Al Corriere: «Se gli permetti di continuare lo stai coprendo. Abbiamo la responsabilità di educare, di migliorare il pianeta, di non restare in silenzio»
Il Corriere della Sera intervista Lewis Hamilton. A 36 anni, ha vinto 7 Mondiali, 98 Gp e fatto 100 pole. E’ da sempre impegnato a combattere il razzismo.

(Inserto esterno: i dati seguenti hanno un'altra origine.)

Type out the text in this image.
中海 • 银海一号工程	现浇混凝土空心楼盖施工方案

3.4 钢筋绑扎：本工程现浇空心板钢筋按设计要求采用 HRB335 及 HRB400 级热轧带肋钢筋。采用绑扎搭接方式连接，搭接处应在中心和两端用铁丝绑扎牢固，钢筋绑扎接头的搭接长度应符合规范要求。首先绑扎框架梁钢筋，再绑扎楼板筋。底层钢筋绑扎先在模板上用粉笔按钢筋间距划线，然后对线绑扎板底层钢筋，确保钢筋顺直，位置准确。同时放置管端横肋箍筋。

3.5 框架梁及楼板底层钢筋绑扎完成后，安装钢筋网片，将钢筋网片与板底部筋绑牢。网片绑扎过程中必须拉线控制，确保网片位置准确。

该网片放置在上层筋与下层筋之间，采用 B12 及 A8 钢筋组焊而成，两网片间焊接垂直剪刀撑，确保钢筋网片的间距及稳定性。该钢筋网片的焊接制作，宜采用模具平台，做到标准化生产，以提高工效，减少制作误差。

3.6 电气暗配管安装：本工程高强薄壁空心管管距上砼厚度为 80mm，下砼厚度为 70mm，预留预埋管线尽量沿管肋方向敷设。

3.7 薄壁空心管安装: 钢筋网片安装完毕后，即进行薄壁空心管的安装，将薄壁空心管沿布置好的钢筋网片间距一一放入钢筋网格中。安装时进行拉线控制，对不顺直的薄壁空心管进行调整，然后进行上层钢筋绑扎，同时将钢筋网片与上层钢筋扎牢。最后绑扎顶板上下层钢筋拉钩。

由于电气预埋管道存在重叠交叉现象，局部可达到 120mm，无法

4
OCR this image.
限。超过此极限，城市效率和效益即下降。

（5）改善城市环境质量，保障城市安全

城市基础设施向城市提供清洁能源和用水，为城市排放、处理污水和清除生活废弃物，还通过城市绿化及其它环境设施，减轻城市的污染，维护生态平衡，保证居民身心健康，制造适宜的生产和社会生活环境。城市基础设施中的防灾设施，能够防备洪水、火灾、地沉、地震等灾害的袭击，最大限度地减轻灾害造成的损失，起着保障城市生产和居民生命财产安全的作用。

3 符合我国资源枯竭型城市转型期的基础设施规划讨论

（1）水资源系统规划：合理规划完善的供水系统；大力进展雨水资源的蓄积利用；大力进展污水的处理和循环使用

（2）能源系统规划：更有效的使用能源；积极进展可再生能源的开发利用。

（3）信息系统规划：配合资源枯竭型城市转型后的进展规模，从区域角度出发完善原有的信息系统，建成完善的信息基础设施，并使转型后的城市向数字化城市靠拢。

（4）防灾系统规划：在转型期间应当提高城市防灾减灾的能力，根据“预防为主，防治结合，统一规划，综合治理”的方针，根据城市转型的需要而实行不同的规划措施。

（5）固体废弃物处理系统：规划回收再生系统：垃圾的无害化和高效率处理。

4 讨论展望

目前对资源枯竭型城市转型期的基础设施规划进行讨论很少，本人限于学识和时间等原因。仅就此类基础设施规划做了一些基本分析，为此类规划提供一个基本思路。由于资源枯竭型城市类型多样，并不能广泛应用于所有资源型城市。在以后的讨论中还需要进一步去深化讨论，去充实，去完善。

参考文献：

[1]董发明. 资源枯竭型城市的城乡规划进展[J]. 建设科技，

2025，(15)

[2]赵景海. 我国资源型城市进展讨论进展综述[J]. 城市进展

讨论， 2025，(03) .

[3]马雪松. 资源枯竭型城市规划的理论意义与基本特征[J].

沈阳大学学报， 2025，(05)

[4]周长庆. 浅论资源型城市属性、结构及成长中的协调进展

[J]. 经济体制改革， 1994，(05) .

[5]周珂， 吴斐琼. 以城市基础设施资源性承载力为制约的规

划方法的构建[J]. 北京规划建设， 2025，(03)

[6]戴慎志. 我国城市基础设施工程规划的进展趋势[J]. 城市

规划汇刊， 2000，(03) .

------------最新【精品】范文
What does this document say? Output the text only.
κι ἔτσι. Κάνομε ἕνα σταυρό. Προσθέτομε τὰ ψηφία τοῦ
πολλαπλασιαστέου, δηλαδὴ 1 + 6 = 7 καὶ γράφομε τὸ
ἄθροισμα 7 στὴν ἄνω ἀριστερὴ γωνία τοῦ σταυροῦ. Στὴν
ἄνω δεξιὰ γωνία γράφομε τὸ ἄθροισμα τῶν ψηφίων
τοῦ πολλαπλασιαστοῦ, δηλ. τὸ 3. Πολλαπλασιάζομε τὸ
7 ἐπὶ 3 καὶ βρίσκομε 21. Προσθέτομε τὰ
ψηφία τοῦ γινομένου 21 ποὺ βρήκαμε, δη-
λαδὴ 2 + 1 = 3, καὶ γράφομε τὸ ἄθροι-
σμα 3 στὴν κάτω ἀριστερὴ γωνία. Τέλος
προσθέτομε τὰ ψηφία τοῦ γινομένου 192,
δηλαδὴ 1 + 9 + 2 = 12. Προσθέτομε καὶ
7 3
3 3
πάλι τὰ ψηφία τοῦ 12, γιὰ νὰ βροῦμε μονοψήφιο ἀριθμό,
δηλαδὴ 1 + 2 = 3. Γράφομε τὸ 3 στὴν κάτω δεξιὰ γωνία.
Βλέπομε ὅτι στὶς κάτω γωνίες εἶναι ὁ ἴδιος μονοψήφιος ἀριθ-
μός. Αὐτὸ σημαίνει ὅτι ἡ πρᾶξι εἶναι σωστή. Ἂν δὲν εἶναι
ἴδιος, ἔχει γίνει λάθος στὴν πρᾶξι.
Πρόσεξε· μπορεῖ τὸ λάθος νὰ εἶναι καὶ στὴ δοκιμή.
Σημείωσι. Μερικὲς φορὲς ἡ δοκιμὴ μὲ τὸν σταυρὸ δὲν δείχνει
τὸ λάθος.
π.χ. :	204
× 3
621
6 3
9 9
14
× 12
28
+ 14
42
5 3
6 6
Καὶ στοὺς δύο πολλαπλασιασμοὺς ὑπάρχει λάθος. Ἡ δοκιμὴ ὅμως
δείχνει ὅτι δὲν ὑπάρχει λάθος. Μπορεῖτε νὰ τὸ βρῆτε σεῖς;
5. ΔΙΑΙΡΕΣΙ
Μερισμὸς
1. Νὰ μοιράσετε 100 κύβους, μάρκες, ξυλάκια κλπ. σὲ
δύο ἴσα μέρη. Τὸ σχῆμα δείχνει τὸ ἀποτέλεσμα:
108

«Sono orgoglioso di vedere sempre più persone che escono allo scoperto. Sempre più Federazioni sportive che prendono consapevolezza dei problemi, della discriminazione che subiscono gli atleti. Ma c’è ancora moltissimo da fare, il razzismo non si risolve inginocchiandosi o con gesti simbolici. La vera domanda da porsi è: “Che cosa sta facendo la mia organizzazione per migliorare la situazione?”. Ci sono state tante azioni concrete quest’anno: il black out dei social media, al quale hanno aderito il calcio e tanti sport, contro gli abusi in rete, il bullismo, perché non si poteva più andare avanti così. Che uno vede una partita di calcio, scrive insulti razzisti, e va avanti impunito. E la gente non se ne preoccupa, come se fosse impossibile intervenire. E invece si può. Se succede dentro a uno stadio o in un circuito chi insulta deve essere immediatamente allontanato. Se gli permetti di continuare lo stai coprendo».
Spiega cosa lo rende orgoglioso della sua squadra e della F1?
«Che ci sia un impegno serio, un controllo continuo anche dei partner con i quali lavoriamo, per rendere il nostro sport più inclusivo. Per far sì che aumenti la presenza femminile e delle minoranze. Ma una cosa è parlare, l’altra è agire. Sono due fasi distinte».
Gli chiedono perché secondo lui molti sportivi non parlano di temi sociali o politici.
«Molti non parlano perché non ne sanno abbastanza, e li rispetto. Ma non vedo neanche perché non possano imparare. Viviamo tempi in cui tutti commentano tutto, a volte senza nemmeno provare a capire. Leggevo le reazioni sulla guerra fra Israele e Palestina, la maggioranza sono di persone che non hanno mai messo piede in quei luoghi o che non hanno letto nulla. C’è chi dice chissenefrega e chi invece si preoccupa, io sento delle responsabilità. Tutti abbiamo responsabilità: di educare, di migliorare il pianeta, di non restare in silenzio».
Hamilton interviene anche sulla questione Naomi Osaka:
«Quando sei giovane spesso vieni buttato nell’arena impreparato e accusi la pressione. È successo anche a me, impari dagli errori. Essere multati per avere parlato della propria salute mentale non è bello, tutte le reazioni contro di lei sono state ridicole. La vicenda doveva essere gestita in modo diverso. Naomi è una grande attivista e una grande atleta, ma ricordiamoci prima di tutto che è un essere umano».